Mr. Laroche said they are evaluating different machines to apply herbicide more efficiently to the target plants without endangering the native vegetation.
Aquatic plant harvesting is another option to reduce herbicide use, he continued. A WEEDO machine was used to remove floating plants in the Monkey Box area on Lake Okeechobee in one demonstration project. The project area was about 4 miles offshore, he continued, so the use of small barges to transport the material increased the cost. These machines are more efficient closer to shore, he said.
They are also experimenting with an innovative machine that has a basket to hold the vegetation until it can be hauled to the shore. Another innovation is a GPS tracking system to make the harvester pattern more efficient.
He said they are working with the University of Florida Institute of Food and Agriculture Services (UF/IFAS) to research ways to use harvested aquatic plants as livestock feed.
Mr.

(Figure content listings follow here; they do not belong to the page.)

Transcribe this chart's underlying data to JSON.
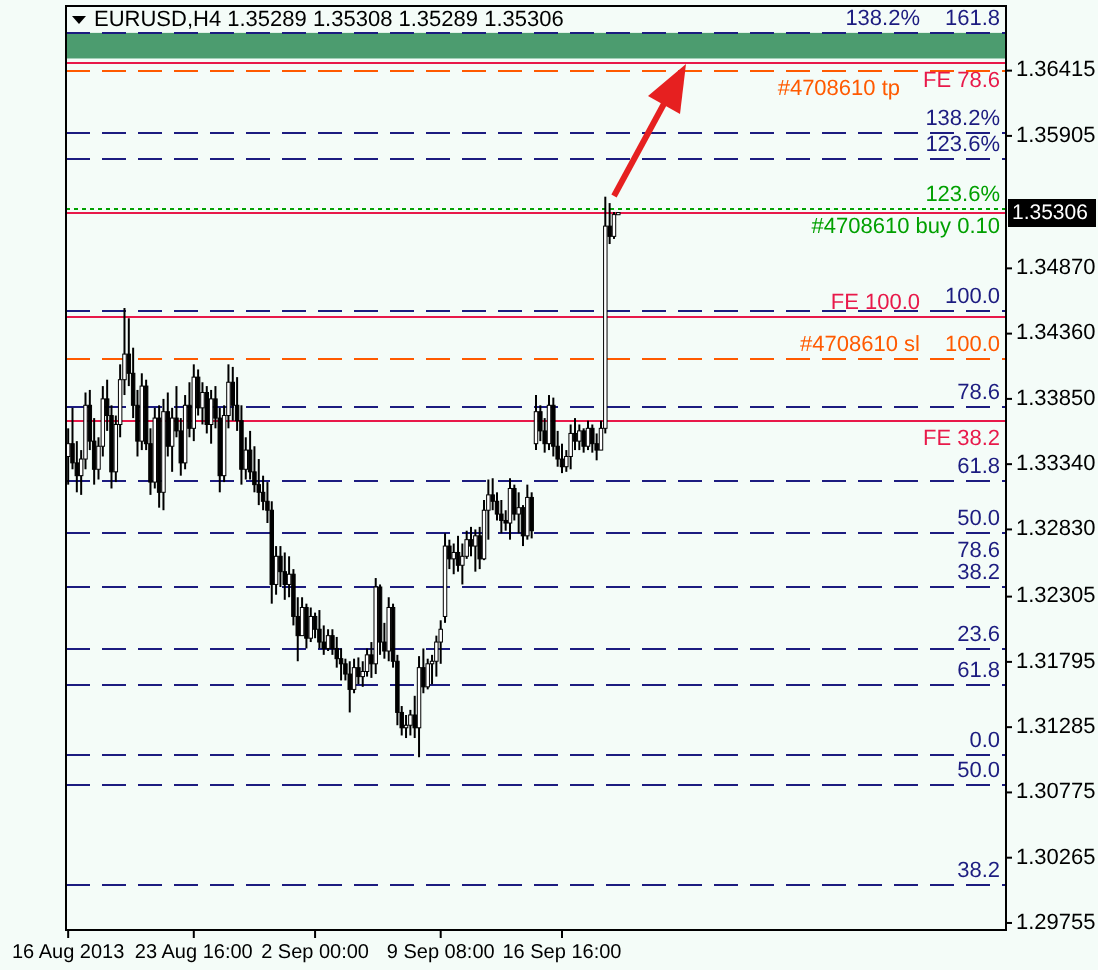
{
  "chart_data": {
    "type": "candlestick",
    "title": "EURUSD,H4  1.35289 1.35308 1.35289 1.35306",
    "categories": [
      "16 Aug 2013",
      null,
      null,
      null,
      null,
      null,
      null,
      null,
      null,
      null,
      null,
      null,
      null,
      null,
      null,
      null,
      null,
      null,
      null,
      null,
      null,
      null,
      null,
      null,
      null,
      null,
      null,
      null,
      null,
      "23 Aug 16:00",
      null,
      null,
      null,
      null,
      null,
      null,
      null,
      null,
      null,
      null,
      null,
      null,
      null,
      null,
      null,
      null,
      null,
      null,
      null,
      null,
      null,
      null,
      null,
      null,
      null,
      null,
      null,
      "2 Sep 00:00",
      null,
      null,
      null,
      null,
      null,
      null,
      null,
      null,
      null,
      null,
      null,
      null,
      null,
      null,
      null,
      null,
      null,
      null,
      null,
      null,
      null,
      null,
      null,
      null,
      null,
      null,
      null,
      null,
      "9 Sep 08:00",
      null,
      null,
      null,
      null,
      null,
      null,
      null,
      null,
      null,
      null,
      null,
      null,
      null,
      null,
      null,
      null,
      null,
      null,
      null,
      null,
      null,
      null,
      null,
      null,
      null,
      null,
      null,
      "16 Sep 16:00",
      null,
      null,
      null,
      null,
      null,
      null,
      null,
      null,
      null,
      null,
      null,
      null,
      null,
      null,
      null,
      null,
      null,
      null,
      null,
      null,
      null,
      null,
      null,
      null,
      null,
      null,
      null,
      null,
      null,
      null,
      null,
      null,
      null,
      null,
      null,
      null,
      null,
      null,
      null,
      null,
      null,
      null,
      null,
      null,
      null,
      null,
      null,
      null,
      null,
      null,
      null,
      null,
      null,
      null,
      null,
      null,
      null,
      null,
      null,
      null,
      null,
      null,
      null,
      null,
      null,
      null,
      null,
      null,
      null,
      null,
      null,
      null,
      null,
      null,
      null,
      null,
      null,
      null,
      null,
      null,
      null,
      null,
      null,
      null,
      null,
      null,
      null,
      null,
      null,
      null,
      null,
      null,
      null,
      null,
      null,
      null,
      null,
      null,
      null,
      null,
      null,
      null
    ],
    "ohlc": [
      [
        1.334,
        1.3362,
        1.3318,
        1.335
      ],
      [
        1.335,
        1.3378,
        1.333,
        1.3335
      ],
      [
        1.3335,
        1.3352,
        1.3312,
        1.3325
      ],
      [
        1.3325,
        1.3345,
        1.331,
        1.3338
      ],
      [
        1.3338,
        1.339,
        1.333,
        1.338
      ],
      [
        1.338,
        1.3392,
        1.3345,
        1.3352
      ],
      [
        1.3352,
        1.337,
        1.3318,
        1.333
      ],
      [
        1.333,
        1.3355,
        1.3322,
        1.3348
      ],
      [
        1.3348,
        1.3395,
        1.334,
        1.3385
      ],
      [
        1.3385,
        1.34,
        1.336,
        1.3372
      ],
      [
        1.3372,
        1.338,
        1.3315,
        1.3328
      ],
      [
        1.3328,
        1.3372,
        1.332,
        1.3365
      ],
      [
        1.3365,
        1.3412,
        1.3355,
        1.34
      ],
      [
        1.34,
        1.3456,
        1.3388,
        1.342
      ],
      [
        1.342,
        1.3448,
        1.3395,
        1.3405
      ],
      [
        1.3405,
        1.3425,
        1.337,
        1.338
      ],
      [
        1.338,
        1.3392,
        1.334,
        1.3352
      ],
      [
        1.3352,
        1.3405,
        1.3345,
        1.3395
      ],
      [
        1.3395,
        1.34,
        1.3345,
        1.335
      ],
      [
        1.335,
        1.3362,
        1.331,
        1.332
      ],
      [
        1.332,
        1.3378,
        1.3315,
        1.337
      ],
      [
        1.337,
        1.338,
        1.33,
        1.3312
      ],
      [
        1.3312,
        1.3385,
        1.3298,
        1.3375
      ],
      [
        1.3375,
        1.339,
        1.334,
        1.3348
      ],
      [
        1.3348,
        1.3378,
        1.3328,
        1.337
      ],
      [
        1.337,
        1.3395,
        1.3355,
        1.336
      ],
      [
        1.336,
        1.337,
        1.3325,
        1.3335
      ],
      [
        1.3335,
        1.3388,
        1.333,
        1.338
      ],
      [
        1.338,
        1.3398,
        1.3355,
        1.3362
      ],
      [
        1.3362,
        1.3412,
        1.3352,
        1.3402
      ],
      [
        1.3402,
        1.3408,
        1.3372,
        1.3378
      ],
      [
        1.3378,
        1.3398,
        1.3365,
        1.339
      ],
      [
        1.339,
        1.3395,
        1.3358,
        1.3365
      ],
      [
        1.3365,
        1.3392,
        1.335,
        1.3385
      ],
      [
        1.3385,
        1.3395,
        1.3362,
        1.337
      ],
      [
        1.337,
        1.3378,
        1.3312,
        1.3325
      ],
      [
        1.3325,
        1.338,
        1.332,
        1.3372
      ],
      [
        1.3372,
        1.3412,
        1.3362,
        1.3398
      ],
      [
        1.3398,
        1.341,
        1.3368,
        1.338
      ],
      [
        1.338,
        1.3402,
        1.336,
        1.3368
      ],
      [
        1.3368,
        1.338,
        1.3318,
        1.333
      ],
      [
        1.333,
        1.3355,
        1.3322,
        1.3345
      ],
      [
        1.3345,
        1.336,
        1.3322,
        1.3328
      ],
      [
        1.3328,
        1.3348,
        1.3312,
        1.3318
      ],
      [
        1.3318,
        1.3338,
        1.3302,
        1.3312
      ],
      [
        1.3312,
        1.3325,
        1.3298,
        1.3305
      ],
      [
        1.3305,
        1.332,
        1.3288,
        1.3298
      ],
      [
        1.3298,
        1.3305,
        1.3225,
        1.324
      ],
      [
        1.324,
        1.327,
        1.3232,
        1.3262
      ],
      [
        1.3262,
        1.327,
        1.3238,
        1.325
      ],
      [
        1.325,
        1.3265,
        1.3228,
        1.324
      ],
      [
        1.324,
        1.3262,
        1.323,
        1.3248
      ],
      [
        1.3248,
        1.3252,
        1.3208,
        1.3215
      ],
      [
        1.3215,
        1.323,
        1.318,
        1.32
      ],
      [
        1.32,
        1.323,
        1.32,
        1.3222
      ],
      [
        1.3222,
        1.3225,
        1.319,
        1.3198
      ],
      [
        1.3198,
        1.3222,
        1.3195,
        1.3215
      ],
      [
        1.3215,
        1.3218,
        1.3198,
        1.3205
      ],
      [
        1.3205,
        1.322,
        1.319,
        1.3195
      ],
      [
        1.3195,
        1.3208,
        1.3185,
        1.319
      ],
      [
        1.319,
        1.3205,
        1.3188,
        1.32
      ],
      [
        1.32,
        1.3205,
        1.3185,
        1.319
      ],
      [
        1.319,
        1.3199,
        1.3175,
        1.3182
      ],
      [
        1.3182,
        1.319,
        1.3165,
        1.3178
      ],
      [
        1.3178,
        1.3182,
        1.3165,
        1.317
      ],
      [
        1.317,
        1.318,
        1.314,
        1.3158
      ],
      [
        1.3158,
        1.3182,
        1.3155,
        1.3175
      ],
      [
        1.3175,
        1.3183,
        1.3162,
        1.3168
      ],
      [
        1.3168,
        1.318,
        1.316,
        1.3172
      ],
      [
        1.3172,
        1.319,
        1.3168,
        1.3185
      ],
      [
        1.3185,
        1.3195,
        1.3167,
        1.3178
      ],
      [
        1.3178,
        1.3245,
        1.317,
        1.3238
      ],
      [
        1.3238,
        1.324,
        1.3185,
        1.3195
      ],
      [
        1.3195,
        1.321,
        1.3182,
        1.3188
      ],
      [
        1.3188,
        1.323,
        1.318,
        1.3222
      ],
      [
        1.3222,
        1.3225,
        1.3175,
        1.318
      ],
      [
        1.318,
        1.3185,
        1.313,
        1.314
      ],
      [
        1.314,
        1.3145,
        1.3122,
        1.3128
      ],
      [
        1.3128,
        1.3138,
        1.312,
        1.313
      ],
      [
        1.313,
        1.3142,
        1.3122,
        1.3138
      ],
      [
        1.3138,
        1.3153,
        1.312,
        1.3128
      ],
      [
        1.3128,
        1.3184,
        1.3105,
        1.3175
      ],
      [
        1.3175,
        1.319,
        1.3155,
        1.316
      ],
      [
        1.316,
        1.3182,
        1.3158,
        1.3178
      ],
      [
        1.3178,
        1.3185,
        1.3162,
        1.318
      ],
      [
        1.318,
        1.32,
        1.3168,
        1.3195
      ],
      [
        1.3195,
        1.3212,
        1.3178,
        1.3205
      ],
      [
        1.3215,
        1.328,
        1.321,
        1.327
      ],
      [
        1.327,
        1.3275,
        1.3252,
        1.326
      ],
      [
        1.326,
        1.3272,
        1.3248,
        1.3265
      ],
      [
        1.3265,
        1.3278,
        1.325,
        1.3255
      ],
      [
        1.3255,
        1.3272,
        1.324,
        1.3262
      ],
      [
        1.3262,
        1.3282,
        1.326,
        1.3275
      ],
      [
        1.3275,
        1.3285,
        1.3262,
        1.327
      ],
      [
        1.327,
        1.3283,
        1.325,
        1.3278
      ],
      [
        1.3278,
        1.3285,
        1.3252,
        1.326
      ],
      [
        1.326,
        1.3306,
        1.3259,
        1.3298
      ],
      [
        1.3298,
        1.3322,
        1.3275,
        1.331
      ],
      [
        1.331,
        1.3323,
        1.3298,
        1.3305
      ],
      [
        1.3305,
        1.3312,
        1.329,
        1.3295
      ],
      [
        1.3295,
        1.3306,
        1.328,
        1.329
      ],
      [
        1.329,
        1.3298,
        1.3282,
        1.3288
      ],
      [
        1.3288,
        1.3323,
        1.3275,
        1.3315
      ],
      [
        1.3315,
        1.3318,
        1.329,
        1.3295
      ],
      [
        1.3295,
        1.3312,
        1.328,
        1.33
      ],
      [
        1.33,
        1.3302,
        1.327,
        1.3278
      ],
      [
        1.3278,
        1.3318,
        1.3275,
        1.3308
      ],
      [
        1.3308,
        1.3312,
        1.3276,
        1.3282
      ],
      [
        1.335,
        1.3388,
        1.3345,
        1.3375
      ],
      [
        1.3375,
        1.338,
        1.3352,
        1.336
      ],
      [
        1.336,
        1.337,
        1.3343,
        1.335
      ],
      [
        1.335,
        1.3388,
        1.3345,
        1.338
      ],
      [
        1.338,
        1.3386,
        1.334,
        1.3348
      ],
      [
        1.3348,
        1.336,
        1.3332,
        1.3338
      ],
      [
        1.3338,
        1.335,
        1.3327,
        1.3332
      ],
      [
        1.3332,
        1.3345,
        1.3328,
        1.334
      ],
      [
        1.334,
        1.3365,
        1.333,
        1.3358
      ],
      [
        1.3358,
        1.337,
        1.3345,
        1.3352
      ],
      [
        1.3352,
        1.3365,
        1.3345,
        1.336
      ],
      [
        1.336,
        1.3362,
        1.3343,
        1.3348
      ],
      [
        1.3348,
        1.3368,
        1.3345,
        1.3362
      ],
      [
        1.3362,
        1.3365,
        1.3343,
        1.335
      ],
      [
        1.335,
        1.3358,
        1.3337,
        1.3345
      ],
      [
        1.3345,
        1.3368,
        1.3345,
        1.3362
      ],
      [
        1.3362,
        1.3543,
        1.3358,
        1.352
      ],
      [
        1.352,
        1.3538,
        1.3506,
        1.3512
      ],
      [
        1.3512,
        1.3531,
        1.351,
        1.3529
      ],
      [
        1.35289,
        1.35308,
        1.35289,
        1.35306
      ],
      null,
      null,
      null,
      null,
      null,
      null,
      null,
      null,
      null,
      null,
      null,
      null,
      null,
      null,
      null,
      null,
      null,
      null,
      null,
      null,
      null,
      null,
      null,
      null,
      null,
      null,
      null,
      null,
      null,
      null,
      null,
      null,
      null,
      null,
      null,
      null,
      null,
      null,
      null,
      null,
      null,
      null,
      null,
      null,
      null,
      null,
      null,
      null,
      null,
      null,
      null,
      null,
      null,
      null,
      null,
      null,
      null,
      null,
      null,
      null,
      null,
      null,
      null,
      null,
      null,
      null,
      null,
      null,
      null,
      null,
      null,
      null,
      null,
      null,
      null,
      null,
      null,
      null,
      null,
      null,
      null,
      null,
      null,
      null,
      null,
      null,
      null,
      null,
      null
    ],
    "ylim": [
      1.297,
      1.3692
    ],
    "yticks": [
      1.29755,
      1.30265,
      1.30775,
      1.31285,
      1.31795,
      1.32305,
      {
        "value": 1.3283,
        "label": "1.32830"
      },
      {
        "value": 1.3334,
        "label": "1.33340"
      },
      {
        "value": 1.3385,
        "label": "1.33850"
      },
      {
        "value": 1.3436,
        "label": "1.34360"
      },
      {
        "value": 1.3487,
        "label": "1.34870"
      },
      1.35905,
      1.36415
    ],
    "bands": [
      {
        "axis": "y",
        "from": 1.3651,
        "to": 1.3671,
        "color": "#2e8b57"
      }
    ],
    "ref_lines": [
      {
        "axis": "y",
        "value": 1.3671,
        "color": "#1c1c80",
        "line_style": "dashed"
      },
      {
        "axis": "y",
        "value": 1.3593,
        "color": "#1c1c80",
        "line_style": "dashed"
      },
      {
        "axis": "y",
        "value": 1.3573,
        "color": "#1c1c80",
        "line_style": "dashed"
      },
      {
        "axis": "y",
        "value": 1.3455,
        "color": "#1c1c80",
        "line_style": "dashed"
      },
      {
        "axis": "y",
        "value": 1.338,
        "color": "#1c1c80",
        "line_style": "dashed"
      },
      {
        "axis": "y",
        "value": 1.3322,
        "color": "#1c1c80",
        "line_style": "dashed"
      },
      {
        "axis": "y",
        "value": 1.3281,
        "color": "#1c1c80",
        "line_style": "dashed"
      },
      {
        "axis": "y",
        "value": 1.3239,
        "color": "#1c1c80",
        "line_style": "dashed"
      },
      {
        "axis": "y",
        "value": 1.319,
        "color": "#1c1c80",
        "line_style": "dashed"
      },
      {
        "axis": "y",
        "value": 1.3163,
        "color": "#1c1c80",
        "line_style": "dashed"
      },
      {
        "axis": "y",
        "value": 1.3108,
        "color": "#1c1c80",
        "line_style": "dashed"
      },
      {
        "axis": "y",
        "value": 1.3084,
        "color": "#1c1c80",
        "line_style": "dashed"
      },
      {
        "axis": "y",
        "value": 1.3006,
        "color": "#1c1c80",
        "line_style": "dashed"
      },
      {
        "axis": "y",
        "value": 1.3649,
        "color": "#e8194a",
        "line_style": "solid"
      },
      {
        "axis": "y",
        "value": 1.35306,
        "label": "1.35306",
        "color": "#e8194a",
        "line_style": "solid"
      },
      {
        "axis": "y",
        "value": 1.345,
        "color": "#e8194a",
        "line_style": "solid"
      },
      {
        "axis": "y",
        "value": 1.3368,
        "color": "#e8194a",
        "line_style": "solid"
      },
      {
        "axis": "y",
        "value": 1.3642,
        "color": "#ff5a00",
        "line_style": "dashed"
      },
      {
        "axis": "y",
        "value": 1.3417,
        "color": "#ff5a00",
        "line_style": "dashed"
      },
      {
        "axis": "y",
        "value": 1.3534,
        "color": "#00a000",
        "line_style": "dotted"
      }
    ],
    "annotations": [
      {
        "text": "161.8",
        "y": 1.3671
      },
      {
        "text": "138.2%",
        "y": 1.3671
      },
      {
        "text": "138.2%",
        "y": 1.3593
      },
      {
        "text": "123.6%",
        "y": 1.3573
      },
      {
        "text": "123.6%",
        "y": 1.3534
      },
      {
        "text": "100.0",
        "y": 1.3455
      },
      {
        "text": "100.0",
        "y": 1.3417
      },
      {
        "text": "78.6",
        "y": 1.338
      },
      {
        "text": "61.8",
        "y": 1.3322
      },
      {
        "text": "50.0",
        "y": 1.3281
      },
      {
        "text": "78.6",
        "y": 1.3281
      },
      {
        "text": "38.2",
        "y": 1.3239
      },
      {
        "text": "23.6",
        "y": 1.319
      },
      {
        "text": "61.8",
        "y": 1.3163
      },
      {
        "text": "0.0",
        "y": 1.3108
      },
      {
        "text": "50.0",
        "y": 1.3084
      },
      {
        "text": "38.2",
        "y": 1.3006
      },
      {
        "text": "FE 78.6",
        "y": 1.3649
      },
      {
        "text": "FE 100.0",
        "y": 1.345
      },
      {
        "text": "FE 38.2",
        "y": 1.3368
      },
      {
        "text": "#4708610 tp",
        "y": 1.3642
      },
      {
        "text": "#4708610 sl",
        "y": 1.3417
      },
      {
        "text": "#4708610 buy 0.10",
        "y": 1.3534
      }
    ]
  }
}
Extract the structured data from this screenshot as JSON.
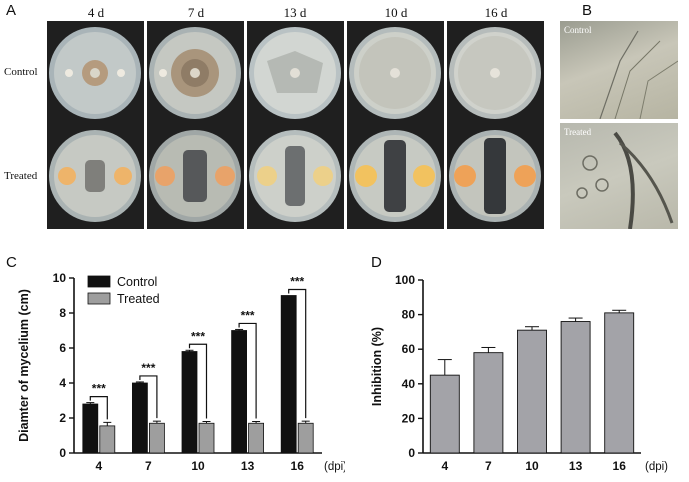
{
  "panels": {
    "a": {
      "letter": "A",
      "days": [
        "4 d",
        "7 d",
        "13 d",
        "10 d",
        "16 d"
      ],
      "rows": [
        "Control",
        "Treated"
      ]
    },
    "b": {
      "letter": "B",
      "labels": [
        "Control",
        "Treated"
      ]
    },
    "c": {
      "letter": "C"
    },
    "d": {
      "letter": "D"
    }
  },
  "colors": {
    "control": "#111111",
    "treated": "#9e9e9e",
    "inhibition": "#a3a3a8"
  },
  "chart_data": [
    {
      "type": "bar",
      "categories": [
        "4",
        "7",
        "10",
        "13",
        "16"
      ],
      "x_unit": "(dpi)",
      "ylabel": "Diamter of mycelium (cm)",
      "ylim": [
        0,
        10
      ],
      "yticks": [
        "0",
        "2",
        "4",
        "6",
        "8",
        "10"
      ],
      "legend": "top-left",
      "significance": [
        "***",
        "***",
        "***",
        "***",
        "***"
      ],
      "series": [
        {
          "name": "Control",
          "values": [
            2.8,
            4.0,
            5.8,
            7.0,
            9.0
          ],
          "errors": [
            0.08,
            0.06,
            0.07,
            0.06,
            0.0
          ]
        },
        {
          "name": "Treated",
          "values": [
            1.55,
            1.7,
            1.7,
            1.7,
            1.7
          ],
          "errors": [
            0.2,
            0.12,
            0.1,
            0.1,
            0.12
          ]
        }
      ]
    },
    {
      "type": "bar",
      "categories": [
        "4",
        "7",
        "10",
        "13",
        "16"
      ],
      "x_unit": "(dpi)",
      "ylabel": "Inhibition (%)",
      "ylim": [
        0,
        100
      ],
      "yticks": [
        "0",
        "20",
        "40",
        "60",
        "80",
        "100"
      ],
      "series": [
        {
          "values": [
            45,
            58,
            71,
            76,
            81
          ],
          "errors": [
            9,
            3,
            2,
            2,
            1.5
          ]
        }
      ]
    }
  ]
}
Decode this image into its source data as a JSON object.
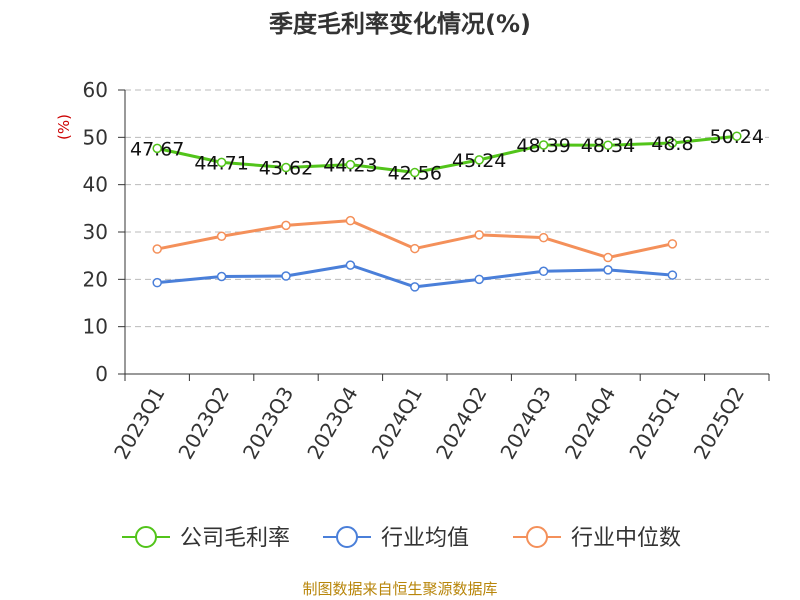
{
  "chart_data": {
    "type": "line",
    "title": "季度毛利率变化情况(%)",
    "ylabel": "(%)",
    "xlabel": "",
    "ylim": [
      0,
      60
    ],
    "yticks": [
      0,
      10,
      20,
      30,
      40,
      50,
      60
    ],
    "grid": "horizontal dashed",
    "legend_position": "bottom",
    "categories": [
      "2023Q1",
      "2023Q2",
      "2023Q3",
      "2023Q4",
      "2024Q1",
      "2024Q2",
      "2024Q3",
      "2024Q4",
      "2025Q1",
      "2025Q2"
    ],
    "series": [
      {
        "name": "公司毛利率",
        "color": "#52c41a",
        "values": [
          47.67,
          44.71,
          43.62,
          44.23,
          42.56,
          45.24,
          48.39,
          48.34,
          48.8,
          50.24
        ],
        "data_labels": [
          "47.67",
          "44.71",
          "43.62",
          "44.23",
          "42.56",
          "45.24",
          "48.39",
          "48.34",
          "48.8",
          "50.24"
        ]
      },
      {
        "name": "行业均值",
        "color": "#4a7fd9",
        "values": [
          19.3,
          20.6,
          20.7,
          23.0,
          18.4,
          20.0,
          21.7,
          22.0,
          20.9,
          null
        ]
      },
      {
        "name": "行业中位数",
        "color": "#f4905a",
        "values": [
          26.4,
          29.1,
          31.4,
          32.4,
          26.5,
          29.4,
          28.8,
          24.6,
          27.5,
          null
        ]
      }
    ],
    "source": "制图数据来自恒生聚源数据库"
  }
}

Laroche said they are also working on ways to encourage property owners to control plants in canals on private lands before they flow into SFWMD canals.
He said they are using weed barriers in SFWMD canals to catch and collect floating weeds. “Rather than use herbicides to control these plants, we are looking at using more mechanical harvesting,” he explained.
Increasing flat mowing, slant mowing and weed-eating on the levees can reduce the need for herbicide use, he continued. Mowing more often may suppress the nonnative plants.
“We used to use helicopters to broadcast herbicide on our levees,” Mr. Larcoche explained. “As we are getting control on those levees, we stopped the use of helicopters.” He said a sprayer can be used to control the tall grasses and broad leaf plants that interfere with the levees. With new technology, a helicopter can be used to spray individual trees in remote areas.
“We need to improve our program oversight with more training for our staff and contractors,” said Mr. Laroche. New technology will also mean greater oversight of the herbicide applicators. A GPS system can monitor where the spray boats have been as well as how often and how long the applicator presses the spray gun trigger in the varying locations. This will allow SFWMD staff to determine how much herbicide was used as well as when and where it was used.
In the past 10 years, SFWMD has reduced herbicide us by about 60 percent, he said. They plan to continue to evaluate new approaches to continue to reduce herbicide use.